Cher pays de notre enfance: Enquête sur les années de plomb de la Vᵉ République

Un organisme qui ne se réunit jamais, qui ne fait rien et ne rencontre personne


Ce tome contient un récit complet, indépendant de tout autre. Sa première publication date de 2015. Cette bande dessinée est l'œuvre d'Étienne Davodeau et Benoît Collombat pour le scénario, et de Davodeau pour le dessin. Il se termine avec une postface de Roberto Scarpinato, procureur général auprès du parquet de Palerme. Il comprend 216 pages de bande dessinée en noir & blanc, avec des nuances de gris.

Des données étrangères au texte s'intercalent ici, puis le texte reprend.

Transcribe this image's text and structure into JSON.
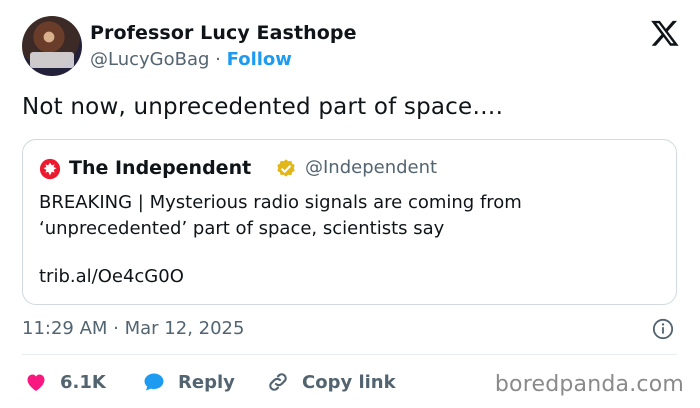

Un matin d'octobre 2013, un taxi dépose Étienne Davodeau et Benoît Collombat au 89 Montée de l'Observatoire. Ils évoquent l'assassinat du juge François Renaud à 2h42 du matin le 3 juillet 1975. Il était un magistrat qui dérangeait. Tenace, incorruptible, il n'avait pas froid aux yeux. En plus il était membre du syndicat de la magistrature, classé à gauche. Ancien résistant, passé par la justice coloniale, il n'éprouvait aucune fascination pour les voyous. Il leur faisait la guerre. Lyon, c'était un peu la capitale du crime. On l'appelait Chicago-sur-Rhône. Des affaires de prostitution, de corruption, éclaboussaient la ville. C'était aussi l'un des bastions du SAC, le Service d'Action Civique, même s'il n'avait que peu à voir avec le civisme. Officiellement, le SAC est une simple association créée en 1960 par des fidèles du général De Gaulle, comme Jacques Foccart, Alexandre Sanguinetti, ou Roger Frey, pour défendre sa pensée et son action. Deux ans plus tôt, en 1958, ces mêmes fidèles avaient soutenu l'arrivée au pouvoir du général dans des conditions proches d'un coup d'état. C'était l'opération Résurrection. Il s'agissait pour les gaullistes de contrer un autre coup d'état, mené au même moment par des militaires partisans de l'Algérie française. Et en 1961 à Alger, un putsch tente à nouveau de renverser le pouvoir. Dans le tumulte de la guerre d'Algérie, le rôle du SAC consiste donc à verrouiller le pouvoir gaulliste contre tout débordement potentiel.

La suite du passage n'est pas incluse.